9) If, as is often claimed by Darwinists, the pharyngeal pouches and ridges are indeed accurately thought of as vestigial gill slits (thus demonstrating our shared ancestry with fish), then why is it that the ‘gill-slit’ region in humans does not contain even partly developing slits or gills, and has no respiratory function? In fish, these structures are, quite literally, slits that form openings to allow water in and out of the internal gills that remove oxygen from the water. In human embryos, however, the pharyngeal pouches do not appear to be ‘old structures’ which have been reworked into ‘new structures’ (they do not develop into homologous structures such as lungs). Instead, the developmental fate of these locations includes a wide variety of structures which become part of the face, bones associated with the ear, facial expression muscles, the thymus, thyroid, and parathyroid glands (e.g. Manley and Capecchi, 1998).

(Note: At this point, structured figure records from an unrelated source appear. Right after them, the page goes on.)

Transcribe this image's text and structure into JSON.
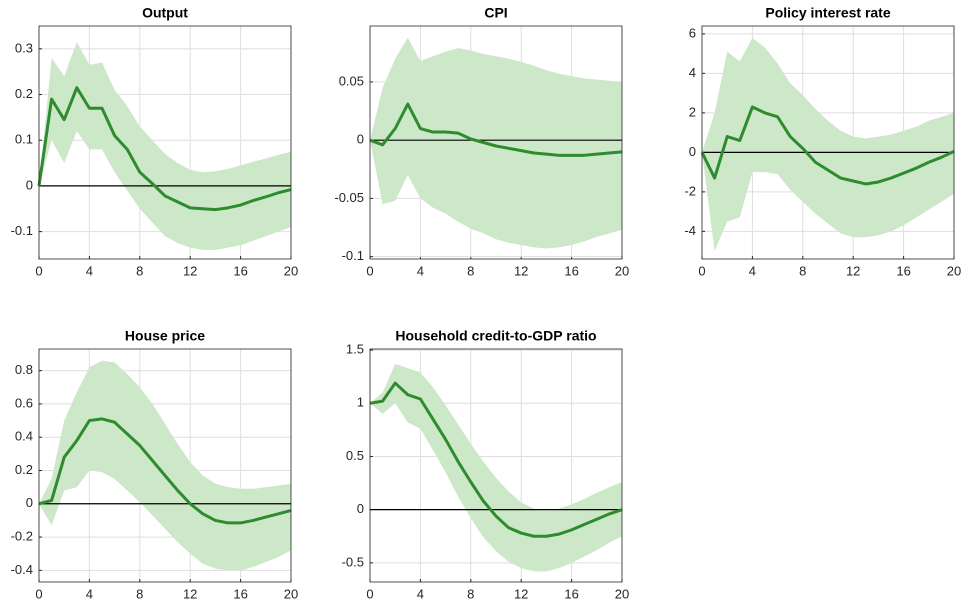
{
  "chart_data": [
    {
      "type": "line",
      "title": "Output",
      "x": [
        0,
        1,
        2,
        3,
        4,
        5,
        6,
        7,
        8,
        9,
        10,
        11,
        12,
        13,
        14,
        15,
        16,
        17,
        18,
        19,
        20
      ],
      "values": [
        0,
        0.19,
        0.145,
        0.215,
        0.17,
        0.17,
        0.11,
        0.08,
        0.03,
        0.005,
        -0.022,
        -0.035,
        -0.048,
        -0.05,
        -0.052,
        -0.048,
        -0.042,
        -0.032,
        -0.024,
        -0.015,
        -0.008
      ],
      "upper": [
        0,
        0.28,
        0.24,
        0.315,
        0.265,
        0.27,
        0.21,
        0.175,
        0.13,
        0.1,
        0.07,
        0.05,
        0.035,
        0.03,
        0.032,
        0.037,
        0.045,
        0.053,
        0.06,
        0.068,
        0.075
      ],
      "lower": [
        0,
        0.1,
        0.05,
        0.12,
        0.08,
        0.08,
        0.03,
        -0.01,
        -0.05,
        -0.08,
        -0.11,
        -0.125,
        -0.135,
        -0.14,
        -0.14,
        -0.135,
        -0.13,
        -0.12,
        -0.11,
        -0.1,
        -0.09
      ],
      "color": "#2e8b2e",
      "band_color": "#cde8c9",
      "hline": 0,
      "xlim": [
        0,
        20
      ],
      "xticks": [
        0,
        4,
        8,
        12,
        16,
        20
      ],
      "ylim": [
        -0.16,
        0.35
      ],
      "yticks": [
        -0.1,
        0,
        0.1,
        0.2,
        0.3
      ],
      "grid": true
    },
    {
      "type": "line",
      "title": "CPI",
      "x": [
        0,
        1,
        2,
        3,
        4,
        5,
        6,
        7,
        8,
        9,
        10,
        11,
        12,
        13,
        14,
        15,
        16,
        17,
        18,
        19,
        20
      ],
      "values": [
        0,
        -0.004,
        0.01,
        0.031,
        0.01,
        0.007,
        0.007,
        0.006,
        0.001,
        -0.002,
        -0.005,
        -0.007,
        -0.009,
        -0.011,
        -0.012,
        -0.013,
        -0.013,
        -0.013,
        -0.012,
        -0.011,
        -0.01
      ],
      "upper": [
        0,
        0.045,
        0.07,
        0.088,
        0.068,
        0.072,
        0.076,
        0.079,
        0.077,
        0.074,
        0.072,
        0.07,
        0.067,
        0.064,
        0.06,
        0.057,
        0.055,
        0.053,
        0.052,
        0.051,
        0.05
      ],
      "lower": [
        0,
        -0.055,
        -0.052,
        -0.03,
        -0.05,
        -0.058,
        -0.063,
        -0.07,
        -0.076,
        -0.08,
        -0.085,
        -0.088,
        -0.09,
        -0.092,
        -0.093,
        -0.092,
        -0.09,
        -0.087,
        -0.083,
        -0.08,
        -0.077
      ],
      "color": "#2e8b2e",
      "band_color": "#cde8c9",
      "hline": 0,
      "xlim": [
        0,
        20
      ],
      "xticks": [
        0,
        4,
        8,
        12,
        16,
        20
      ],
      "ylim": [
        -0.102,
        0.098
      ],
      "yticks": [
        -0.1,
        -0.05,
        0,
        0.05
      ],
      "grid": true
    },
    {
      "type": "line",
      "title": "Policy interest rate",
      "x": [
        0,
        1,
        2,
        3,
        4,
        5,
        6,
        7,
        8,
        9,
        10,
        11,
        12,
        13,
        14,
        15,
        16,
        17,
        18,
        19,
        20
      ],
      "values": [
        0,
        -1.3,
        0.8,
        0.6,
        2.3,
        2.0,
        1.8,
        0.8,
        0.2,
        -0.5,
        -0.9,
        -1.3,
        -1.45,
        -1.6,
        -1.5,
        -1.3,
        -1.05,
        -0.8,
        -0.5,
        -0.25,
        0.05
      ],
      "upper": [
        0,
        2,
        5.1,
        4.6,
        5.8,
        5.3,
        4.5,
        3.5,
        2.9,
        2.2,
        1.6,
        1.1,
        0.8,
        0.7,
        0.8,
        0.9,
        1.1,
        1.3,
        1.6,
        1.8,
        2.0
      ],
      "lower": [
        0,
        -5,
        -3.5,
        -3.3,
        -1,
        -1,
        -1.1,
        -1.9,
        -2.5,
        -3.1,
        -3.6,
        -4.1,
        -4.3,
        -4.3,
        -4.2,
        -4,
        -3.7,
        -3.3,
        -2.9,
        -2.5,
        -2.1
      ],
      "color": "#2e8b2e",
      "band_color": "#cde8c9",
      "hline": 0,
      "xlim": [
        0,
        20
      ],
      "xticks": [
        0,
        4,
        8,
        12,
        16,
        20
      ],
      "ylim": [
        -5.4,
        6.4
      ],
      "yticks": [
        -4,
        -2,
        0,
        2,
        4,
        6
      ],
      "grid": true
    },
    {
      "type": "line",
      "title": "House price",
      "x": [
        0,
        1,
        2,
        3,
        4,
        5,
        6,
        7,
        8,
        9,
        10,
        11,
        12,
        13,
        14,
        15,
        16,
        17,
        18,
        19,
        20
      ],
      "values": [
        0,
        0.02,
        0.28,
        0.38,
        0.5,
        0.51,
        0.49,
        0.42,
        0.35,
        0.26,
        0.17,
        0.08,
        0,
        -0.06,
        -0.1,
        -0.115,
        -0.115,
        -0.1,
        -0.08,
        -0.06,
        -0.04
      ],
      "upper": [
        0,
        0.15,
        0.5,
        0.67,
        0.82,
        0.86,
        0.85,
        0.78,
        0.7,
        0.6,
        0.48,
        0.36,
        0.25,
        0.17,
        0.12,
        0.1,
        0.09,
        0.09,
        0.1,
        0.11,
        0.12
      ],
      "lower": [
        0,
        -0.13,
        0.08,
        0.1,
        0.2,
        0.19,
        0.15,
        0.08,
        0.01,
        -0.07,
        -0.15,
        -0.23,
        -0.3,
        -0.36,
        -0.39,
        -0.4,
        -0.4,
        -0.38,
        -0.35,
        -0.32,
        -0.28
      ],
      "color": "#2e8b2e",
      "band_color": "#cde8c9",
      "hline": 0,
      "xlim": [
        0,
        20
      ],
      "xticks": [
        0,
        4,
        8,
        12,
        16,
        20
      ],
      "ylim": [
        -0.47,
        0.93
      ],
      "yticks": [
        -0.4,
        -0.2,
        0,
        0.2,
        0.4,
        0.6,
        0.8
      ],
      "grid": true
    },
    {
      "type": "line",
      "title": "Household credit-to-GDP ratio",
      "x": [
        0,
        1,
        2,
        3,
        4,
        5,
        6,
        7,
        8,
        9,
        10,
        11,
        12,
        13,
        14,
        15,
        16,
        17,
        18,
        19,
        20
      ],
      "values": [
        1,
        1.02,
        1.19,
        1.08,
        1.04,
        0.85,
        0.66,
        0.45,
        0.26,
        0.08,
        -0.06,
        -0.17,
        -0.22,
        -0.25,
        -0.25,
        -0.23,
        -0.19,
        -0.14,
        -0.09,
        -0.04,
        0
      ],
      "upper": [
        1,
        1.1,
        1.37,
        1.33,
        1.29,
        1.15,
        0.98,
        0.8,
        0.62,
        0.45,
        0.3,
        0.17,
        0.07,
        0.01,
        -0.01,
        0.01,
        0.05,
        0.1,
        0.16,
        0.21,
        0.26
      ],
      "lower": [
        1,
        0.9,
        1.0,
        0.82,
        0.76,
        0.56,
        0.35,
        0.12,
        -0.08,
        -0.26,
        -0.39,
        -0.49,
        -0.55,
        -0.58,
        -0.58,
        -0.55,
        -0.5,
        -0.44,
        -0.38,
        -0.31,
        -0.25
      ],
      "color": "#2e8b2e",
      "band_color": "#cde8c9",
      "hline": 0,
      "xlim": [
        0,
        20
      ],
      "xticks": [
        0,
        4,
        8,
        12,
        16,
        20
      ],
      "ylim": [
        -0.68,
        1.51
      ],
      "yticks": [
        -0.5,
        0,
        0.5,
        1,
        1.5
      ],
      "grid": true
    }
  ]
}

10) Why do Darwinists continue to use the supposed circuitous route taken by the vas deferens from the testes as an argument for common descent when, in fact, the route is not circuitous at all? The testes develop from a structure called the genital ridge (the same structure from which the ovaries develop in females, which is in close proximity to where the kidneys develop). The gubernaculum testis serves as a cord which connects the testes to the scrotum. As the fetus grows, the gubernaculum testis does not, and so the testis is pulled downward, eventually through the body wall and into the scrotum. The lengthening vas deferens simply follows. And, moreover, before the vas deferens joins the urethra, there needs to be a place where the seminal vesicle can add its contents.
And finally, the extra credit:
11) How many peer-reviewed papers have you published since setting up your blog, Pharyngula? We think the number’s zero, but it would be nice to get confirmation of this.